Monday, June 30, 2008

When all models are unnecessary, ...

"All models are wrong, and increasing you can succeed without them."

最近一期 Wired 的封面故事:The End of Theory: The Data Deluge Makes the Scientific Method Obsolete,標題驚人,內容頗具爭議性,在部落圈和學術界掀起一陣討論和討伐之風。

這篇文章談到資料挖掘在Google 的成功中扮演的角色,以及可能在未來科學研究中扮演的角色,企圖雄偉,但是立論薄弱,而且對有些基本的東西有誤解,所以文章一經發表,讀者反應激烈,用句俗諺來形容,可以說是捅了馬蜂窩

Wired 網站裡的讀者回應區,立刻有人反應作者做了能力範圍(out of league)外的事情,也有人認為他越線(crossed the line)了,甚至有位密西根大學的教授(Cosma Shalizi)在自己的部落格說出 I recently made the mistake of trying to kill some waiting-room time with Wired 的狠話。

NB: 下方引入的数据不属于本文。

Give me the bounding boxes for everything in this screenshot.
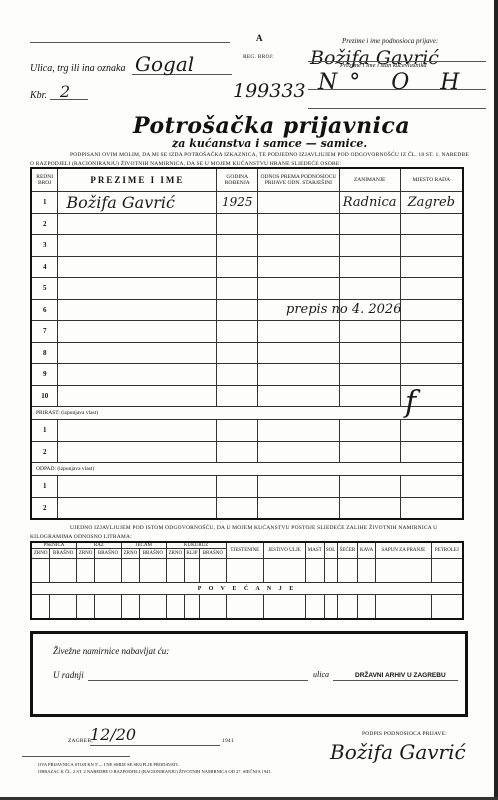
sub-header: ZRNO: [31, 549, 50, 559]
occupation-cell[interactable]: [339, 441, 400, 463]
occupation-cell[interactable]: [339, 321, 400, 343]
signature-value: Božifa Gavrić: [330, 740, 466, 764]
name-cell[interactable]: [58, 235, 217, 257]
workplace-cell[interactable]: [400, 235, 463, 257]
occupation-cell[interactable]: [339, 342, 400, 364]
inventory-cell[interactable]: [140, 595, 167, 620]
members-table: REDNI BROJ PREZIME I IME GODINA ROĐENJA …: [30, 167, 464, 520]
row-number: 3: [31, 235, 58, 257]
table-row: 2: [31, 441, 463, 463]
household-head-line: [308, 89, 486, 90]
row-number: 7: [31, 321, 58, 343]
workplace-cell[interactable]: [400, 476, 463, 498]
workplace-cell[interactable]: Zagreb: [400, 192, 463, 214]
blank-line-top: [30, 42, 230, 43]
row-number: 2: [31, 497, 58, 519]
inventory-cell[interactable]: [263, 595, 305, 620]
column-header: JESTIVO ULJE: [263, 542, 305, 559]
workplace-cell[interactable]: [400, 364, 463, 386]
section-header-row: ODPAD: (izpunjava vlast): [31, 463, 463, 476]
household-head-label: Prezime i ime i stan kućevlasnika: [340, 62, 427, 69]
year-cell[interactable]: [217, 441, 258, 463]
year-cell[interactable]: [217, 364, 258, 386]
year-cell[interactable]: [217, 497, 258, 519]
inventory-cell[interactable]: [140, 559, 167, 583]
year-cell[interactable]: [217, 278, 258, 300]
inventory-cell[interactable]: [121, 595, 139, 620]
name-cell[interactable]: [58, 385, 217, 407]
shop-label: U radnji: [53, 670, 84, 680]
inventory-cell[interactable]: [324, 559, 337, 583]
group-header-row: PŠENICA RAŽ JEČAM KUKURUZ TJESTENINE JES…: [31, 542, 463, 549]
year-cell[interactable]: [217, 420, 258, 442]
name-cell[interactable]: [58, 342, 217, 364]
table-row: 2: [31, 497, 463, 519]
row-number: 1: [31, 192, 58, 214]
name-cell[interactable]: [58, 364, 217, 386]
sub-header: BRAŠNO: [200, 549, 227, 559]
signature-label: PODPIS PODNOSIOCA PRIJAVE:: [362, 731, 447, 737]
inventory-cell[interactable]: [95, 559, 122, 583]
supply-street-line[interactable]: [333, 680, 458, 681]
table-row: 8: [31, 342, 463, 364]
row-number: 2: [31, 213, 58, 235]
form-letter: A: [256, 33, 263, 43]
workplace-cell[interactable]: [400, 299, 463, 321]
relation-cell[interactable]: [258, 441, 339, 463]
occupation-cell[interactable]: [339, 476, 400, 498]
relation-cell[interactable]: [258, 192, 339, 214]
table-row: 1 Božifa Gavrić 1925 Radnica Zagreb: [31, 192, 463, 214]
supply-box: Živežne namirnice nabavljat ću: U radnji…: [30, 631, 468, 717]
row-number: 8: [31, 342, 58, 364]
column-header: PETROLEJ: [431, 542, 463, 559]
inventory-values-row: [31, 559, 463, 583]
street-label-supply: ulica: [313, 670, 329, 679]
inventory-intro: UJEDNO IZJAVLJUJEM POD ISTOM ODGOVORNOŠĆ…: [30, 524, 470, 542]
year-cell[interactable]: [217, 299, 258, 321]
inventory-cell[interactable]: [50, 595, 77, 620]
occupation-cell[interactable]: [339, 364, 400, 386]
section-header-row: PRIRAST: (izpunjava vlast): [31, 407, 463, 420]
house-no-value: 2: [60, 82, 70, 101]
applicant-label: Prezime i ime podnosioca prijave:: [342, 37, 438, 45]
reg-broj-label: REG. BROJ:: [243, 54, 274, 60]
table-row: 7: [31, 321, 463, 343]
column-header: ODNOS PREMA PODNOSIOCU PRIJAVE ODN. STAR…: [258, 168, 339, 192]
occupation-cell[interactable]: [339, 497, 400, 519]
inventory-cell[interactable]: [166, 595, 184, 620]
sub-header: BRAŠNO: [140, 549, 167, 559]
document-page: A REG. BROJ: 199333 Ulica, trg ili ina o…: [0, 0, 498, 800]
workplace-cell[interactable]: [400, 256, 463, 278]
table-row: 10: [31, 385, 463, 407]
year-cell[interactable]: [217, 385, 258, 407]
table-row: 5: [31, 278, 463, 300]
relation-cell[interactable]: [258, 476, 339, 498]
section-header-row: P O V E Ć A N J E: [31, 583, 463, 595]
inventory-cell[interactable]: [431, 559, 463, 583]
inventory-cell[interactable]: [31, 595, 50, 620]
inventory-cell[interactable]: [121, 559, 139, 583]
column-header: GODINA ROĐENJA: [217, 168, 258, 192]
name-cell[interactable]: [58, 476, 217, 498]
inventory-cell[interactable]: [375, 559, 431, 583]
relation-cell[interactable]: [258, 420, 339, 442]
table-row: 1: [31, 476, 463, 498]
name-cell[interactable]: [58, 256, 217, 278]
date-line: [90, 745, 220, 746]
column-header: TJESTENINE: [226, 542, 263, 559]
name-cell[interactable]: [58, 441, 217, 463]
workplace-cell[interactable]: [400, 213, 463, 235]
year-cell[interactable]: 1925: [217, 192, 258, 214]
column-header: REDNI BROJ: [31, 168, 58, 192]
inventory-table: PŠENICA RAŽ JEČAM KUKURUZ TJESTENINE JES…: [30, 541, 464, 620]
household-head-value: N° O H: [318, 70, 471, 95]
inventory-cell[interactable]: [76, 595, 94, 620]
street-value: Gogal: [135, 52, 194, 76]
relation-cell[interactable]: [258, 256, 339, 278]
inventory-cell[interactable]: [31, 559, 50, 583]
relation-cell[interactable]: [258, 278, 339, 300]
occupation-cell[interactable]: [339, 278, 400, 300]
name-cell[interactable]: [58, 497, 217, 519]
inventory-cell[interactable]: [358, 595, 376, 620]
relation-cell[interactable]: [258, 364, 339, 386]
workplace-cell[interactable]: [400, 278, 463, 300]
row-number: 1: [31, 420, 58, 442]
inventory-cell[interactable]: [50, 559, 77, 583]
relation-cell[interactable]: [258, 342, 339, 364]
column-header: MAST: [305, 542, 324, 559]
workplace-cell[interactable]: [400, 420, 463, 442]
form-subtitle: za kućanstva i samce — samice.: [172, 137, 367, 150]
street-label: Ulica, trg ili ina oznaka: [30, 63, 125, 74]
row-number: 6: [31, 299, 58, 321]
inventory-cell[interactable]: [226, 559, 263, 583]
house-no-label: Kbr.: [30, 90, 47, 101]
inventory-cell[interactable]: [166, 559, 184, 583]
date-value: 12/20: [90, 725, 136, 744]
column-header: ŠEĆER: [337, 542, 358, 559]
scan-edge-right: [494, 0, 498, 800]
year-cell[interactable]: [217, 213, 258, 235]
inventory-cell[interactable]: [337, 595, 358, 620]
inventory-cell[interactable]: [184, 595, 199, 620]
row-number: 1: [31, 476, 58, 498]
inventory-increase-row: [31, 595, 463, 620]
sub-header: ZRNO: [166, 549, 184, 559]
inventory-cell[interactable]: [375, 595, 431, 620]
workplace-cell[interactable]: [400, 342, 463, 364]
reg-broj-value: 199333: [233, 80, 306, 102]
column-header: SOL: [324, 542, 337, 559]
relation-cell[interactable]: [258, 385, 339, 407]
inventory-cell[interactable]: [263, 559, 305, 583]
table-row: 9: [31, 364, 463, 386]
table-row: 4: [31, 256, 463, 278]
decrease-section-label: ODPAD: (izpunjava vlast): [31, 463, 463, 476]
inventory-cell[interactable]: [305, 595, 324, 620]
inventory-cell[interactable]: [431, 595, 463, 620]
table-row: 2: [31, 213, 463, 235]
name-cell[interactable]: Božifa Gavrić: [58, 192, 217, 214]
sub-header: ZRNO: [76, 549, 94, 559]
footnote-price: OVA PRIJAVNICA STOJI KN 5'— I NE SMIJE S…: [38, 762, 179, 767]
column-header: MJESTO RADA: [400, 168, 463, 192]
occupation-cell[interactable]: [339, 256, 400, 278]
footnote-regulation: OBRAZAC K ČL. 2 ST. 2 NAREDBE O RAZPODJE…: [38, 769, 272, 774]
name-cell[interactable]: [58, 299, 217, 321]
occupation-cell[interactable]: [339, 420, 400, 442]
table-header-row: REDNI BROJ PREZIME I IME GODINA ROĐENJA …: [31, 168, 463, 192]
sub-header: KLIP: [184, 549, 199, 559]
sub-header: ZRNO: [121, 549, 139, 559]
inventory-cell[interactable]: [95, 595, 122, 620]
relation-cell[interactable]: [258, 321, 339, 343]
row-number: 10: [31, 385, 58, 407]
column-header: PREZIME I IME: [58, 168, 217, 192]
increase-label: P O V E Ć A N J E: [31, 583, 463, 595]
workplace-cell[interactable]: [400, 497, 463, 519]
sub-header: BRAŠNO: [95, 549, 122, 559]
year-cell[interactable]: [217, 256, 258, 278]
increase-section-label: PRIRAST: (izpunjava vlast): [31, 407, 463, 420]
row-number: 5: [31, 278, 58, 300]
column-header: SAPUN ZA PRANJE: [375, 542, 431, 559]
handwritten-annotation: prepis no 4. 2026: [286, 302, 401, 317]
name-cell[interactable]: [58, 321, 217, 343]
handwritten-mark: f: [405, 385, 416, 420]
name-cell[interactable]: [58, 213, 217, 235]
workplace-cell[interactable]: [400, 321, 463, 343]
row-number: 9: [31, 364, 58, 386]
archive-stamp: DRŽAVNI ARHIV U ZAGREBU: [355, 672, 446, 679]
year-cell[interactable]: [217, 476, 258, 498]
inventory-cell[interactable]: [324, 595, 337, 620]
occupation-cell[interactable]: [339, 213, 400, 235]
year-value: 1941: [222, 738, 234, 744]
relation-cell[interactable]: [258, 497, 339, 519]
year-cell[interactable]: [217, 235, 258, 257]
row-number: 4: [31, 256, 58, 278]
column-header: ZANIMANJE: [339, 168, 400, 192]
inventory-cell[interactable]: [184, 559, 199, 583]
table-row: 1: [31, 420, 463, 442]
occupation-cell[interactable]: Radnica: [339, 192, 400, 214]
row-number: 2: [31, 441, 58, 463]
column-header: KAVA: [358, 542, 376, 559]
inventory-cell[interactable]: [200, 559, 227, 583]
inventory-cell[interactable]: [337, 559, 358, 583]
inventory-cell[interactable]: [76, 559, 94, 583]
form-title: Potrošačka prijavnica: [133, 113, 410, 139]
inventory-cell[interactable]: [305, 559, 324, 583]
shop-line[interactable]: [88, 680, 308, 681]
relation-cell[interactable]: [258, 235, 339, 257]
sub-header: BRAŠNO: [50, 549, 77, 559]
occupation-cell[interactable]: [339, 235, 400, 257]
occupation-cell[interactable]: [339, 385, 400, 407]
name-cell[interactable]: [58, 278, 217, 300]
supply-heading: Živežne namirnice nabavljat ću:: [53, 646, 169, 656]
name-cell[interactable]: [58, 420, 217, 442]
footnote-rule: [22, 756, 130, 757]
workplace-cell[interactable]: [400, 441, 463, 463]
inventory-cell[interactable]: [200, 595, 227, 620]
household-head-line-2: [308, 108, 486, 109]
inventory-cell[interactable]: [226, 595, 263, 620]
year-cell[interactable]: [217, 321, 258, 343]
table-row: 3: [31, 235, 463, 257]
year-cell[interactable]: [217, 342, 258, 364]
relation-cell[interactable]: [258, 213, 339, 235]
inventory-cell[interactable]: [358, 559, 376, 583]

這篇文章由Wired 雜誌主編 Chris Anderson長尾理論的發明者)執筆,Chris Anderson 的確不愧為暢銷書作者,文采斐然沒有話說,先以統計學家 George Box 的著名警句 All models are wrong, but some are useful. 破題,然後以優美的排比句子,揭示 Petabyte 時代的來臨:

Sixty years ago, digital computers made information readable. Twenty years ago, the Internet made it reachable. Ten years ago, the first search engine crawlers made it a single database.

Petabyte Age 不是文人的夸飾,隨著資訊科技的進步,人類累積和儲存資料的本事越來越大,今年初(January 2008),Google 發表的 MapReduce 論文,透露了 Google 一天要處理 20 Petabytes 的資料。大量的數據,加上資料挖掘以及統計的幫助,讓 Google 的競爭力如虎添翼,谷歌本身的成就和他們贊助的生物資訊研究,充分說明了資料(數據)的重要性。所以 Peter NorvigGeorge Box 的名句改成 All models are wrong, and increasingly you can succeed without them.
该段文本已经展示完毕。